BOSTON, MA 02199-3600

WWW.ROPESGRAY.COM

May 1, 2017

MicroVision, Inc.

6244 185th Ave NE, Suite 100

Redmond, WA 98052

Re: Registration Statement on Form S-3 (File No. 333-211869)

Ladies and Gentlemen:

This opinion is furnished to you in connection with the above-referenced registration statement (the “Registration Statement”), the base prospectus dated June 22, 2016 (the “Base Prospectus”), and the prospectus supplement dated May1, 2017 (collectively with the Base Prospectus, the “Prospectus”). The Prospectus relates to the offering by MicroVision, Inc. (the “Company”) of up to $5,000,000 of shares (the “Shares”) of the Company’s common stock, par value $0.001 per share (the “Common Stock”) pursuant to the At-the-Market Issuance Sales Agreement, dated May 1, 2017, by and between the Company and IFS Securities, Inc. (doing business as Brinson Patrick, a division of IFS Securities, Inc.).

We have acted as counsel for the Company in connection with the issuance of the Shares. For purposes of this opinion, we have examined and relied upon such documents, records, certificates and other instruments as we have deemed necessary. The opinions expressed below are limited to the Delaware General Corporation Law.

Based upon and subject to the foregoing, we are of the opinion that the Shares have been duly authorized and, when issued and paid for as described in the Prospectus, will be validly issued, fully paid and non-assessable.

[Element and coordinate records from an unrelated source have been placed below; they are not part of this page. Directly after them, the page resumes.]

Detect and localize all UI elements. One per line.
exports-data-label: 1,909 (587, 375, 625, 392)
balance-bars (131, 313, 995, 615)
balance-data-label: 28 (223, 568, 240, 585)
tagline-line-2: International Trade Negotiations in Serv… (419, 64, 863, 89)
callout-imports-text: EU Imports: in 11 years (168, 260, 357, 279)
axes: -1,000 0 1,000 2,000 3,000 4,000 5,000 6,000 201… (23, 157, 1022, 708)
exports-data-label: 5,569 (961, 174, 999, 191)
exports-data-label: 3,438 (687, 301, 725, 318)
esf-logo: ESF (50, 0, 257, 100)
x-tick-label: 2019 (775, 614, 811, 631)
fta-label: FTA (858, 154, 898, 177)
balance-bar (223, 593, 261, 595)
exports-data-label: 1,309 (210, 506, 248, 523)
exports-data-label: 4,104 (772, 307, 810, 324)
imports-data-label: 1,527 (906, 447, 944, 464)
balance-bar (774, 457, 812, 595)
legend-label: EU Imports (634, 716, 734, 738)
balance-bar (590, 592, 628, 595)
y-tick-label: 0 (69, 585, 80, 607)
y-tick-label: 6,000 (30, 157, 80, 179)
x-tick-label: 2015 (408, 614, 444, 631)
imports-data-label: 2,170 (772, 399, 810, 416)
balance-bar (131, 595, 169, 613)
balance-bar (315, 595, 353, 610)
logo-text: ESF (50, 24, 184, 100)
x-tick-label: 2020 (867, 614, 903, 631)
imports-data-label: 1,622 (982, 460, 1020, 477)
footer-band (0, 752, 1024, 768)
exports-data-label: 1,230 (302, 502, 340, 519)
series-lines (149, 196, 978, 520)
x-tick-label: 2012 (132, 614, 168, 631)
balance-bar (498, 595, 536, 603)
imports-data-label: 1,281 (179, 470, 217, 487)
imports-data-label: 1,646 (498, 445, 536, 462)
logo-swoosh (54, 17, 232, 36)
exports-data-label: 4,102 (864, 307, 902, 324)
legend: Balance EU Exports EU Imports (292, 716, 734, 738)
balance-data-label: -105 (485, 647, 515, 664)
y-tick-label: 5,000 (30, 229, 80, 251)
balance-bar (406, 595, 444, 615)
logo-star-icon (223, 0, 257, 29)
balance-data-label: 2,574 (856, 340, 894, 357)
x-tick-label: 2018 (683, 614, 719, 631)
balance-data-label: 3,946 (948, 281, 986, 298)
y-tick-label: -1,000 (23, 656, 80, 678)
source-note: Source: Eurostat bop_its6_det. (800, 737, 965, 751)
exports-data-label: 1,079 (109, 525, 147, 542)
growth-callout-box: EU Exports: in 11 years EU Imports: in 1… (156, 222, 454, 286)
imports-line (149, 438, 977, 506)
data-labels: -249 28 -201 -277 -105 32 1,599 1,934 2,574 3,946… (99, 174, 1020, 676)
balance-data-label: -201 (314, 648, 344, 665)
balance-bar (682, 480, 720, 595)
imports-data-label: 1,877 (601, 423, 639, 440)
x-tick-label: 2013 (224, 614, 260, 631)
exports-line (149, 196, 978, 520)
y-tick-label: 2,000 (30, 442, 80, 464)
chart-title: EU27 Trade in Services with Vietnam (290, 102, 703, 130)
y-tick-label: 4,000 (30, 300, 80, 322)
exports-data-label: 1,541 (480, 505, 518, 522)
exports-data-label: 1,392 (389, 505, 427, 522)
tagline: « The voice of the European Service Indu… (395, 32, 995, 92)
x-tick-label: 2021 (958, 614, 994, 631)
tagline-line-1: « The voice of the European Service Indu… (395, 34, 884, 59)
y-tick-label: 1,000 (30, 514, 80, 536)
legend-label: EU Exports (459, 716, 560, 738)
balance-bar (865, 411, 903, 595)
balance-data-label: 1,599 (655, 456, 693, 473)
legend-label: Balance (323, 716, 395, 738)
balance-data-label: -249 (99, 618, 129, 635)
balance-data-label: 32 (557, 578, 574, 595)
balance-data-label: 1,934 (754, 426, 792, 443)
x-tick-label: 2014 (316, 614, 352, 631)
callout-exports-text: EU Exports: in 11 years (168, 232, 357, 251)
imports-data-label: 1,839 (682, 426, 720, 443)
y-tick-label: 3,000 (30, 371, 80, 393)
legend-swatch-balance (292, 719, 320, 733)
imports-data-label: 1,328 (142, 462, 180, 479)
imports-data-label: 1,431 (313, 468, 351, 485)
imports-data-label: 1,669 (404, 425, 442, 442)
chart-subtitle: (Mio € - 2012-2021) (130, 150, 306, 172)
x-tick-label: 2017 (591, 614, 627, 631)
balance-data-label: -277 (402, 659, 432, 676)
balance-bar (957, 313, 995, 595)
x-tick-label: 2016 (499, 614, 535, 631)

We hereby consent to your filing this opinion as an exhibit to a Current Report on Form 8-K to be incorporated by reference in the Registration Statement and to the use of our name under the caption “Legal Matters” in the Prospectus contained therein. Our consent shall not be deemed an admission that we are experts whose consent is required under Section 7 of the Securities Act of 1933, as amended, or the rules and regulations of the Securities and Exchange Commission thereunder.